Oliver Jones and Hank Jones
Pleased to Meet You
Justin Time
2010

The Great Jazz Trio
Moreover
Test of Time
2010

Hank Jones continues his remarkable late-in-life surge of activity with this new release documenting his first-ever recorded encounter with Canadian piano mainstay Oliver Jones. Hank Jones was 90 when Pleased to Meet You was recorded two years ago in Montreal while Oliver Jones was a relative pup at 74. That's a hell of a lot of years between them, but neither man seems impaired by age in the slightest. Hank Jones remains the epitome of understated jazz sophistication, masterfully blending bebop and swing while Oliver Jones, criminally underappreciated in the US, has a more hard-driving style that recalls his mentor Oscar Peterson.

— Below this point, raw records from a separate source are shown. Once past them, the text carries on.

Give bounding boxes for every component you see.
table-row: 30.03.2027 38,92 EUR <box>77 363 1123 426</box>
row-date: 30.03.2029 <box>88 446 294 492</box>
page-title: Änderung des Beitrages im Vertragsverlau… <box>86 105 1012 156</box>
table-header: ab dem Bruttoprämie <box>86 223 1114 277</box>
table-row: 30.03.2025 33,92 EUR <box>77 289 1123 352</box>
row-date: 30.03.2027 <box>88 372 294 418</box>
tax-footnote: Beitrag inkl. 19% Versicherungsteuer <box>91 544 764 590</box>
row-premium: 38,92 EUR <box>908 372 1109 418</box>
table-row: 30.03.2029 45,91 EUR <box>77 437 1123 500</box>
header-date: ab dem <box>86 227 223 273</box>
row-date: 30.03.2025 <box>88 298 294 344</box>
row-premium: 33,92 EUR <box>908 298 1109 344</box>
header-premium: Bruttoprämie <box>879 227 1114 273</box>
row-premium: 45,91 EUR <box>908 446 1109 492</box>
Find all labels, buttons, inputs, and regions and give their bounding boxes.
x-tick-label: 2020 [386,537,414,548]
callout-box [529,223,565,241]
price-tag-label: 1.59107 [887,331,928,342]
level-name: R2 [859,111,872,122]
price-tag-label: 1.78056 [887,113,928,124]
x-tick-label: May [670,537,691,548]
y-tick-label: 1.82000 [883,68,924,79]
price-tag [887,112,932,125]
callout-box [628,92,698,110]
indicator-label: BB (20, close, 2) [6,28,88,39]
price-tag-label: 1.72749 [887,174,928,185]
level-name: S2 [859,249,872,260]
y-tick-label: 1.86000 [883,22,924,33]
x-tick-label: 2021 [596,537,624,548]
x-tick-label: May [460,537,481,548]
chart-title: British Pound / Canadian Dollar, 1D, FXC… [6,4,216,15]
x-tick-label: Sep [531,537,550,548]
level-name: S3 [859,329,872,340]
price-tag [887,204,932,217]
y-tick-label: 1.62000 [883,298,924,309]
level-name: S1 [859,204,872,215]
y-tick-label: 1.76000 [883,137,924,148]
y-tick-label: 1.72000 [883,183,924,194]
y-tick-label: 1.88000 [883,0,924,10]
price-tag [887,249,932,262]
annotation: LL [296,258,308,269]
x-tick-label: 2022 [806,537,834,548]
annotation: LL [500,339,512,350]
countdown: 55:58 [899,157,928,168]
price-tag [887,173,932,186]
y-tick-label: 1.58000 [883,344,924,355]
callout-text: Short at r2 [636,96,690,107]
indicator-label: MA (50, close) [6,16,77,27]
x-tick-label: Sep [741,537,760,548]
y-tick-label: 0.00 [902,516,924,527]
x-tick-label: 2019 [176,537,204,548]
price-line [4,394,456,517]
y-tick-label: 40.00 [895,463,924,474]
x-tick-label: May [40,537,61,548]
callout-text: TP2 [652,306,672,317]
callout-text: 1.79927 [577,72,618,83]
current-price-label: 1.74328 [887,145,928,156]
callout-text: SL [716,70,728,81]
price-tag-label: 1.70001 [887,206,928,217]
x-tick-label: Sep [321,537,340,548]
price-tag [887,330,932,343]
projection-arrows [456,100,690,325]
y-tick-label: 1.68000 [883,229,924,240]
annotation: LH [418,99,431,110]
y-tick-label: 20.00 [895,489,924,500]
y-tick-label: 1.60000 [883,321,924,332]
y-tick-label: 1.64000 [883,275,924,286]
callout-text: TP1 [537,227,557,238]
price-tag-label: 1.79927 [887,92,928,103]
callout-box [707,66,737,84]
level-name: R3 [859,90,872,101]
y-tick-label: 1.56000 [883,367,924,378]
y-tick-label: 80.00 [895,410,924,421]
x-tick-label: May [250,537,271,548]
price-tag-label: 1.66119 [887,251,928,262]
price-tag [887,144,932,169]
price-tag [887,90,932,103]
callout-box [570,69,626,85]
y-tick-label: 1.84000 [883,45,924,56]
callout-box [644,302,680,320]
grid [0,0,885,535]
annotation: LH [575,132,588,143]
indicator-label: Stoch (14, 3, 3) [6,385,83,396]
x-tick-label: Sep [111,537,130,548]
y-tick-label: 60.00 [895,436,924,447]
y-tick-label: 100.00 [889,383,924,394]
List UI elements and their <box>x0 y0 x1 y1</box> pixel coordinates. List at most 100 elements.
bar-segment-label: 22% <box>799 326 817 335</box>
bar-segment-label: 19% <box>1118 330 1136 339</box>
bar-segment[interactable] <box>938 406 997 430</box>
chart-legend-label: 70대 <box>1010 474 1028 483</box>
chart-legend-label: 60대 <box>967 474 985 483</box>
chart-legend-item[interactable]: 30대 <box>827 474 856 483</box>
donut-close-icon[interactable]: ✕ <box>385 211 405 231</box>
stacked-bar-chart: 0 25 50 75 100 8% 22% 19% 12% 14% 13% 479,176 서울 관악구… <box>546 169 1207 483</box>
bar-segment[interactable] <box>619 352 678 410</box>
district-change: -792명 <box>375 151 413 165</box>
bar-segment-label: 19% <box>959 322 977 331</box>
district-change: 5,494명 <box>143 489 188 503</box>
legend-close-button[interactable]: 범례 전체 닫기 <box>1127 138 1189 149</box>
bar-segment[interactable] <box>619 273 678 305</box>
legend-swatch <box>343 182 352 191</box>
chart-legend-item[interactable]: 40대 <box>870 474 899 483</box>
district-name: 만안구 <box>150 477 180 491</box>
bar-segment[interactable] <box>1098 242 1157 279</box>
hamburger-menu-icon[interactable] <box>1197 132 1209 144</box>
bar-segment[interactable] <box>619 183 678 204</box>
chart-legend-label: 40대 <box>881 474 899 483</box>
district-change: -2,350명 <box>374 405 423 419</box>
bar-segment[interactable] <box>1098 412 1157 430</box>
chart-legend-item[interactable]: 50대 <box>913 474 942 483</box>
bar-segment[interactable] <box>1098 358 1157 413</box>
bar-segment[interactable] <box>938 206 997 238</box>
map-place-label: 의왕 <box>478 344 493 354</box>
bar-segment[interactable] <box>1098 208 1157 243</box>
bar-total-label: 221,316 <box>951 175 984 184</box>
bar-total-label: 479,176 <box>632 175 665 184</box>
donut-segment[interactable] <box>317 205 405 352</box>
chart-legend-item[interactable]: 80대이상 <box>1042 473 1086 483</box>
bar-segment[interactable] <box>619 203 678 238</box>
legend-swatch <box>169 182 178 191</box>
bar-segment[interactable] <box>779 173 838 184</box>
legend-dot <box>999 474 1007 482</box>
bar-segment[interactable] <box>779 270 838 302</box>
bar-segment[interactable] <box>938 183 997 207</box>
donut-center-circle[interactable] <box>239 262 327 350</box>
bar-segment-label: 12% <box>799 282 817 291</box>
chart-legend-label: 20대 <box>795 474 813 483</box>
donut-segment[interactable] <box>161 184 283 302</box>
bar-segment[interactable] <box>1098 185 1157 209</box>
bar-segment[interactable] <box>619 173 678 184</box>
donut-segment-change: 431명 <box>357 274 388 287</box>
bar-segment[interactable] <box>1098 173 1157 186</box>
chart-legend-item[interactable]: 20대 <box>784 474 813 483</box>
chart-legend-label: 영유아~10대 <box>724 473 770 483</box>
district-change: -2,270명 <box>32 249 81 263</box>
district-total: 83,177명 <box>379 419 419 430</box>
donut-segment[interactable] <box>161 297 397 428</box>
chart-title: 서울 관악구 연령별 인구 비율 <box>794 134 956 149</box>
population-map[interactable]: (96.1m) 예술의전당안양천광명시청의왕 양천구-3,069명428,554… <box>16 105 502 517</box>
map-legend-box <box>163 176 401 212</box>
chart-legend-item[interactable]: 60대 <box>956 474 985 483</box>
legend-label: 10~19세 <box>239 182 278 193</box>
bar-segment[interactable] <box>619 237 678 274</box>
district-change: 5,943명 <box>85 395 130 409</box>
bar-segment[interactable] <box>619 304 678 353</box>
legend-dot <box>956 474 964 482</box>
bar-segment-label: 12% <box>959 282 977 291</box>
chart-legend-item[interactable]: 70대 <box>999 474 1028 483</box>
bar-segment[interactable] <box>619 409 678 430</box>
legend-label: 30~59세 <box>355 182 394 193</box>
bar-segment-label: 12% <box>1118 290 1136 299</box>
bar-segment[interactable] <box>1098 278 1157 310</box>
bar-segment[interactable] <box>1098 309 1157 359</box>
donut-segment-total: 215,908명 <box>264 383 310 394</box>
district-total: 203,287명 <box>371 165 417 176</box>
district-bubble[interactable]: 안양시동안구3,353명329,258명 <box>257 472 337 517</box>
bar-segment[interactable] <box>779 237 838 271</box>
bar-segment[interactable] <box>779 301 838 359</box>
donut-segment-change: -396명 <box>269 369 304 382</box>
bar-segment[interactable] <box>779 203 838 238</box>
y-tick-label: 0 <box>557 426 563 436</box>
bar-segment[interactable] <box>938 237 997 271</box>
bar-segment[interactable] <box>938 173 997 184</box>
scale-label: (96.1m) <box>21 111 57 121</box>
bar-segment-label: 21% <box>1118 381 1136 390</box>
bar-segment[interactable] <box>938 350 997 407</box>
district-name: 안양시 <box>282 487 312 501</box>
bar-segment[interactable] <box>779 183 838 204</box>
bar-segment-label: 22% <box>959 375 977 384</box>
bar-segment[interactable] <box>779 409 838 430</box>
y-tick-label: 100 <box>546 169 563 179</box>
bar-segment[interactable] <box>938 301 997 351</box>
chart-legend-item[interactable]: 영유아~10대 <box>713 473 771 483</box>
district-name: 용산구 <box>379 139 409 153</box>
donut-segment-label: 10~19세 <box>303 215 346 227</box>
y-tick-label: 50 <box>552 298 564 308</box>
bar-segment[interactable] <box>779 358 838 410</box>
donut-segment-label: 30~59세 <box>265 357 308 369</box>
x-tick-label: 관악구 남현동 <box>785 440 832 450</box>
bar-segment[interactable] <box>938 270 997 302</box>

The album opens with three tunes featuring the two pianos backed by an expressive young rhythm section (bassist Brandi Disterheft and drummer Jim Doxas), but the most memorable tracks are the five duets. Jones and Jones clearly have a ball romping through "Makin' Whoopee" and dig deep into their soul bags on Oscar Peterson's rowdy "Blues for Big Scotia." Peterson is an abiding presence throughout the album and is the subject of a touching tribute from Oliver Jones, "I Remember OP." Hank Jones also gets two solo numbers, including a brief, but brilliant "Monk's Mood," encapsulating a lifetime of jazz piano history into two minutes and thirty-two seconds.

Hank Jones was already a jazz elder statesman 30 years ago, when he made Moreover with bassist Eddie Gomez and drummer Al Foster, one of many top-flight rhythm sections Jones recorded with through the years in what was billed as the Great Jazz Trio. This newly reissued session features Jones and his much younger cohorts, both then in their 30s, on highly interactive takes of originals by all three trio members and some well-chosen standards. Highlights include Jones' bebop workout "Phasar," Foster's breezy bossa nova "Pauletta" and an especially strong version of Charlie Parker's "Scrapple from the Apple," with both Jones and Gomez in the forefront. An unfortunate stab at Stevie Wonder's "My Cherie Amour," with Jones on the Fender Rhodes, is the lone clunker. Still, it's a solid album by three exceptional and exceptionally compatible artists.


Tracks and Personnel

Pleased to Meet You

Tracks: What Am I Here For?; Groove Merchant; Ripples; Makin Whoopie; I'll Remember April; Star Eyes; Blues for Big Scotia; Cakewalk; Monk's Mood; I Remember OP; Lonely Woman.

Personnel: Hank Jones: piano, solo piano (9, 11); Oliver Jones: piano; Brandi Disterheft: bass (1, 2, 3); Jim Doxas: drums (1, 2, 3).

Moreover

Tracks: Moreover; Another World; My Cherie Amour; Just Squeeze Me; Scrapple from the Apple; Aurora's Voice; Phasar; Pauletta.

Personnel: Hank Jones: piano; Eddie Gomez: bass; Al Foster: drums.